Los tumores primitivos del epiplón son raros; no obstante, es un sitio bien conocido de metástasis de carcinomas de los ovarios, estómago y colon. La omentectomía es frecuentemente realizada en los carcinomas epiteliales ováricos, como un medio para la estadificación de la enfermedad, así como para prevenir la recidiva local [31] y ha sido recomendada para los tumores que metastatizan a través de la cavidad peritoneal [32,33].

Aunque el epiplón juega un papel mayor en la diseminación de la célula tumoral mediante el reconocimiento y atrapamiento de la célula en las manchas lácteas, se han realizado pocos estudios que diluciden las reacciones celulares y el mecanismo involucrado.

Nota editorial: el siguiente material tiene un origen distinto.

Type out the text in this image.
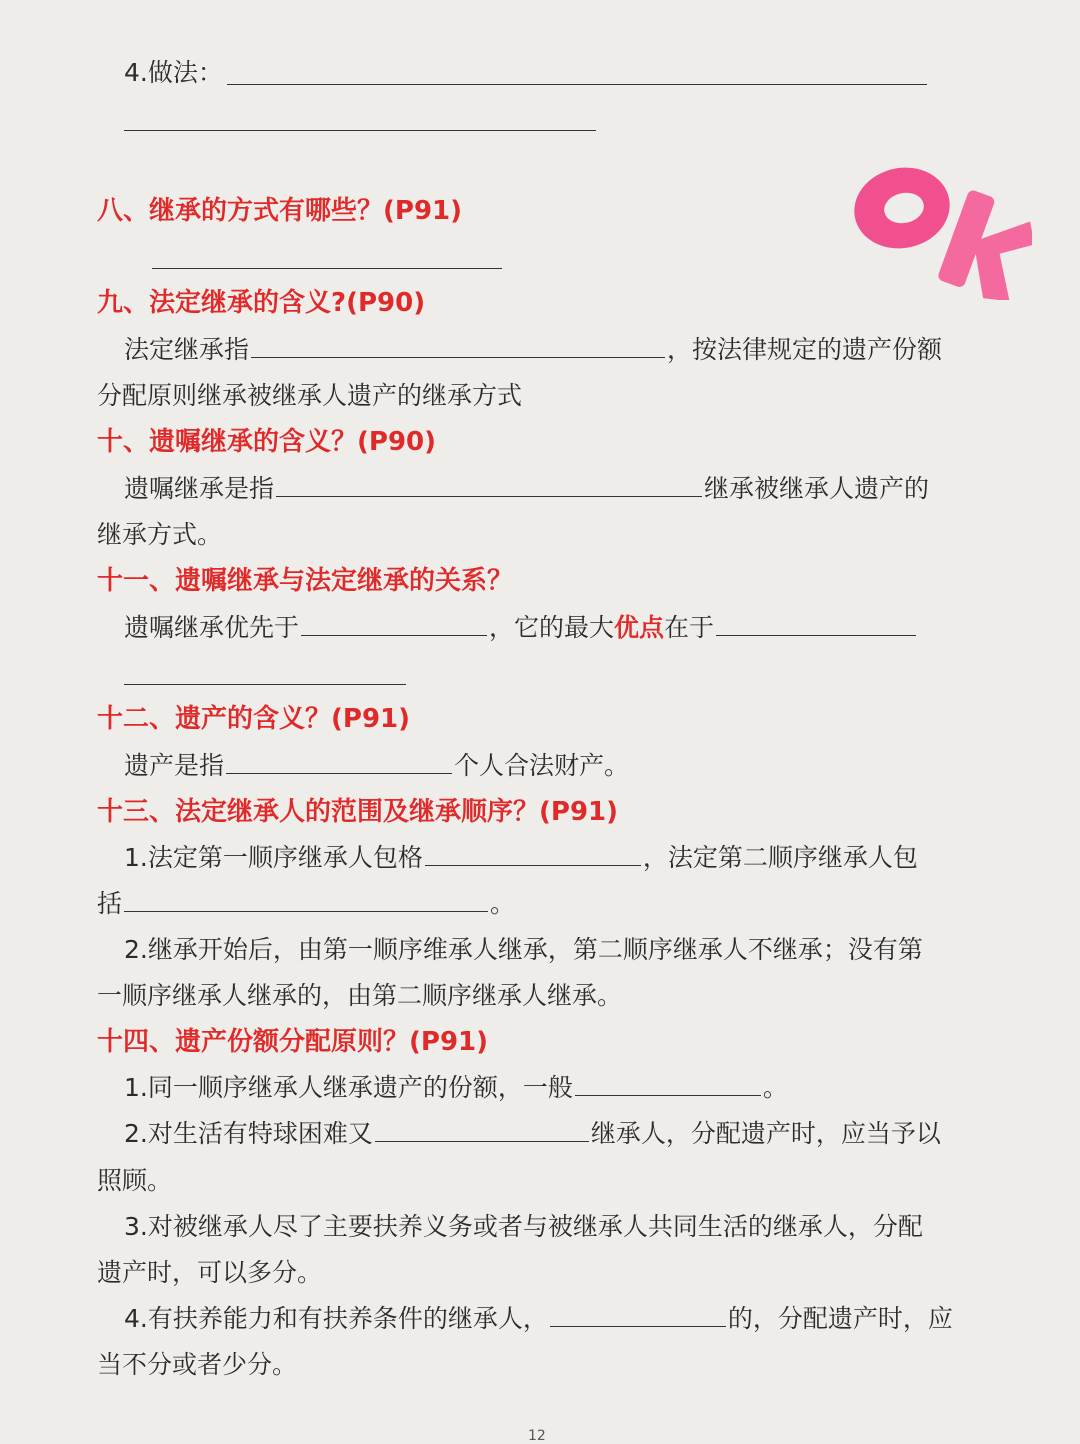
4.做法：
八、继承的方式有哪些？(P91)
九、法定继承的含义?(P90)
法定继承指	，按法律规定的遗产份额
分配原则继承被继承人遗产的继承方式
十、遗嘱继承的含义？(P90)
遗嘱继承是指	继承被继承人遗产的
继承方式。
十一、遗嘱继承与法定继承的关系？
遗嘱继承优先于	，它的最大优点在于
十二、遗产的含义？(P91)
遗产是指	个人合法财产。
十三、法定继承人的范围及继承顺序？(P91)
1.法定第一顺序继承人包格	，法定第二顺序继承人包
括	。
2.继承开始后，由第一顺序维承人继承，第二顺序继承人不继承；没有第
一顺序继承人继承的，由第二顺序继承人继承。
十四、遗产份额分配原则？(P91)
1.同一顺序继承人继承遗产的份额，一般	。
2.对生活有特球困难又	继承人，分配遗产时，应当予以
照顾。
3.对被继承人尽了主要扶养义务或者与被继承人共同生活的继承人，分配
遗产时，可以多分。
4.有扶养能力和有扶养条件的继承人，	的，分配遗产时，应
当不分或者少分。
12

Intraperitonealmente, células tumorales inyectadas, ubicadas preferencialmente en las manchas lácteas [34], en un número de horas fueron encontradas por macrófagos del huésped con capacidades tumoricidas [35,36]. Por lo tanto, se ha propuesto que la omentectomía debería ser evitada para permitir las acciones citotóxicas de esas células. No obstante, en modelos animales de enfermedad residual mínima, los macrófagos del epiplón fueron incapaces de eliminar efectivamente las células tumorales de la cavidad peritoneal [37]. Como la proliferación de las células tumorales en las manchas lácteas es el primer paso en la progresión a la carcinomatosis peritoneal [38-41], ¿debería la omentectomía ser aconsejada para el manejo de todos los tumores abdominales? O la remoción innecesaria del epiplón alteraría los mecanismos de defensa peritoneal?

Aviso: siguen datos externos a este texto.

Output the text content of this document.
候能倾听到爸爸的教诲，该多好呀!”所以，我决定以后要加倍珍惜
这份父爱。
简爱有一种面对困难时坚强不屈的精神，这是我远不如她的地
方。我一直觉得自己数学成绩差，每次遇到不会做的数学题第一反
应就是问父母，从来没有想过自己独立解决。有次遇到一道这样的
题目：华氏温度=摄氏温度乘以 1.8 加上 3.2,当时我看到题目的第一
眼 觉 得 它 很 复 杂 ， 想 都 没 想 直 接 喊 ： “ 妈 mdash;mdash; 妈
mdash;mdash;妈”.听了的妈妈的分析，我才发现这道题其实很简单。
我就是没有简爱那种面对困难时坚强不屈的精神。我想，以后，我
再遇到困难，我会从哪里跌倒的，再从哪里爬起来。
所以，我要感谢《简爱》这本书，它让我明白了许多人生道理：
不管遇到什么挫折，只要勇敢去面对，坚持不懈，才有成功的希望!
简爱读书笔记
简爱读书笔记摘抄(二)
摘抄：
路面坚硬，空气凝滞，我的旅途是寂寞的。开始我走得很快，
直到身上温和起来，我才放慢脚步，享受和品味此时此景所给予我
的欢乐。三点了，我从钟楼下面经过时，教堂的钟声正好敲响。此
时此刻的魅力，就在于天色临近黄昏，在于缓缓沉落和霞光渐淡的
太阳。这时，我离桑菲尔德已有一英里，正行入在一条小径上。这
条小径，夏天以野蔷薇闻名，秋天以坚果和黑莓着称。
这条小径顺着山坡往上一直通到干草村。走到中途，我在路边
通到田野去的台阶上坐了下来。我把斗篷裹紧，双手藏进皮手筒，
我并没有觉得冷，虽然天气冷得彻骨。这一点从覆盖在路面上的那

Papel del epiplón en la obesidad

La obesidad intraabdominal es reconocida como un factor independiente de riesgo para la enfermedad cardiovascular, diabetes y ciertos cánceres [42,43]. La hipótesis propuesta es que la obesidad causa un estado de inflamación de bajo grado que lleva a la trombosis, aterosclerosis y resistencia a la insulina [44]. La hipótesis inmuno-inflamatoria es adicionalmente apoyada por evidencia de que la grasa del epiplón contiene más macrófagos que otros depósitos grasos [45]. La grasa visceral es funcional y metabólicamente distinta de otros depósitos de tejidos adiposos [46] y los pacientes con grasa intraabdominal tienen niveles plasmáticos más elevados de glucosa y triglicéridos que los pacientes con grasa predominantemente subcutánea [47,48]. En estudios comparativos de tejido adiposo tomado del epiplón y de sitios periféricos, se ha demostrado que la grasa visceral secreta mediadores proinflamatorios, tales como el inhibidor-1 del activador plaquetario, el factor-a de necrosis tumoral (TNF-a), el factor-b de transformación del crecimiento [49,50], complemento [51] y II-18 [52]. A nivel genómico, los estudios de microarray han identificado diferencias en la expresión de genes en la grasa del epiplón, incluyendo un descenso de los genes involucrados en la activación de la lipólisis [53].

Además, el tejido adiposo epiploico es capaz de incrementar los glucocorticoides circulantes, lo que predispone a la obesidad y a la resistencia a la insulina, un proceso que ha sido llamado “enfermedad de Cushing del epiplón” [54].